Marcher
vers l’école : pourquoi ?
Embouteillages, pollution, sécurité routière, problèmes de santé dus au
manque d'exercice, rues désertées par les piétons et, du coup, peu
conviviales, développement de l'autonomie des enfants plus lents…
les raisons d'inciter à la marche à pied, notamment pour le trajet scolaire,
ne manquent pas.
Mais, pour l'instant, avec l'augmentation du trafic et donc du
risque, les parents préfèrent emmener les enfants en voiture à l'école…
augmentant ainsi le trafic et le danger pour les petits piétons.
Ainsi, par exemple, à Marseille ou à Lille, ils ne sont plus que la moitié des élèves de 5 à 9 ans à se rendre à l'école à pied, contre largement plus des trois quarts en 1976. Parallèlement, les trajets domicile-école en voiture sont passés respectivement de 12 et 16 % à 42 et 46 %.
Bien
sûr, la diminution de la marche à pied s'est, logiquement, accompagnée
d'une forte réduction des accidents de piétons, notamment de jeunes enfants.

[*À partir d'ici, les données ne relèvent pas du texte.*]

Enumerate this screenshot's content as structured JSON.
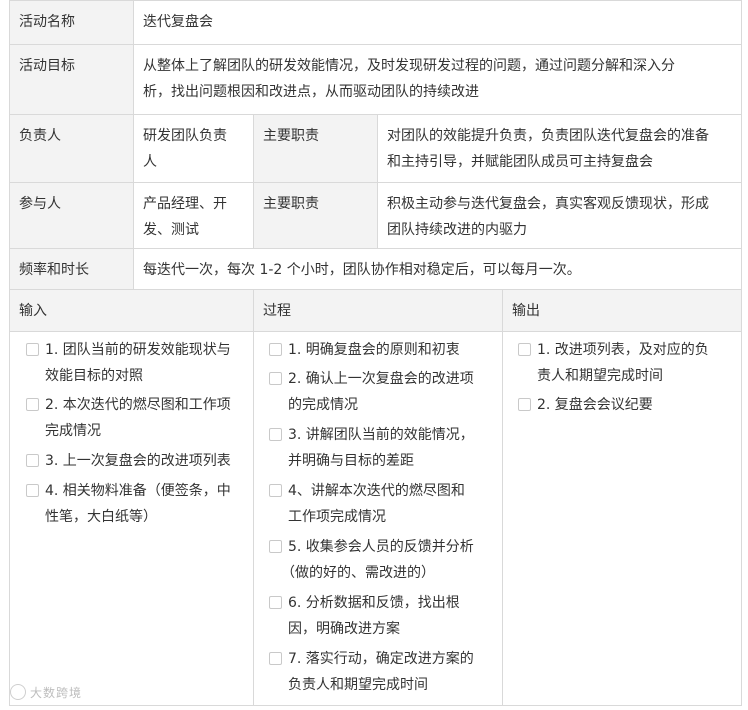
{
  "rows": {
    "name": {
      "label": "活动名称",
      "value": "迭代复盘会"
    },
    "goal": {
      "label": "活动目标",
      "value_lines": [
        "从整体上了解团队的研发效能情况，及时发现研发过程的问题，通过问题分解和深入分",
        "析，找出问题根因和改进点，从而驱动团队的持续改进"
      ]
    },
    "owner": {
      "label": "负责人",
      "who_lines": [
        "研发团队负责",
        "人"
      ],
      "duty_label": "主要职责",
      "duty_lines": [
        "对团队的效能提升负责，负责团队迭代复盘会的准备",
        "和主持引导，并赋能团队成员可主持复盘会"
      ]
    },
    "participants": {
      "label": "参与人",
      "who_lines": [
        "产品经理、开",
        "发、测试"
      ],
      "duty_label": "主要职责",
      "duty_lines": [
        "积极主动参与迭代复盘会，真实客观反馈现状，形成",
        "团队持续改进的内驱力"
      ]
    },
    "frequency": {
      "label": "频率和时长",
      "value": "每迭代一次，每次 1-2 个小时，团队协作相对稳定后，可以每月一次。"
    }
  },
  "columns": {
    "input": {
      "header": "输入",
      "items": [
        [
          "1. 团队当前的研发效能现状与",
          "效能目标的对照"
        ],
        [
          "2. 本次迭代的燃尽图和工作项",
          "完成情况"
        ],
        [
          "3. 上一次复盘会的改进项列表"
        ],
        [
          "4. 相关物料准备（便签条，中",
          "性笔，大白纸等）"
        ]
      ]
    },
    "process": {
      "header": "过程",
      "items": [
        [
          "1. 明确复盘会的原则和初衷"
        ],
        [
          "2. 确认上一次复盘会的改进项",
          "的完成情况"
        ],
        [
          "3. 讲解团队当前的效能情况，",
          "并明确与目标的差距"
        ],
        [
          "4、讲解本次迭代的燃尽图和",
          "工作项完成情况"
        ],
        [
          "5. 收集参会人员的反馈并分析",
          "（做的好的、需改进的）"
        ],
        [
          "6. 分析数据和反馈，找出根",
          "因，明确改进方案"
        ],
        [
          "7. 落实行动，确定改进方案的",
          "负责人和期望完成时间"
        ]
      ]
    },
    "output": {
      "header": "输出",
      "items": [
        [
          "1. 改进项列表，及对应的负",
          "责人和期望完成时间"
        ],
        [
          "2. 复盘会会议纪要"
        ]
      ]
    }
  },
  "watermark": "大数跨境"
}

Mais cette amélioration de la sécurité s'est faite «au détriment de la
liberté de l'enfant», déplore Jean-Pascal Assailly, chercheur à l'Inrets
(Institut National de Recherche et d'Etude sur les Transports et leur Sécurité).
Le fait d'être toujours accompagnés empêche les enfants de
faire correctement leur apprentissage de la rue et de ses dangers : des études
en Grèce et à Londres ont montré qu'à l'âge de 8 ans, neuf sur dix des
enfants qui avaient l'habitude de traverser seuls la rue trouvaient
spontanément l'endroit le moins dangereux pour traverser (c'est-à-dire où la
visibilité réciproque enfant-automobiliste est la meilleure), contre seulement
un sur cinq de ceux qui n'étaient pas habitués à traverser seuls.
Le danger, ça s'apprend
«Surprotéger les enfants retarde la prise d'autonomie, explique Paul Barré,
de La Prévention Routière, d'ailleurs, on constate un ressaut d'accidents de
piétons vers 11-12 ans, au moment de l'entrée au collège».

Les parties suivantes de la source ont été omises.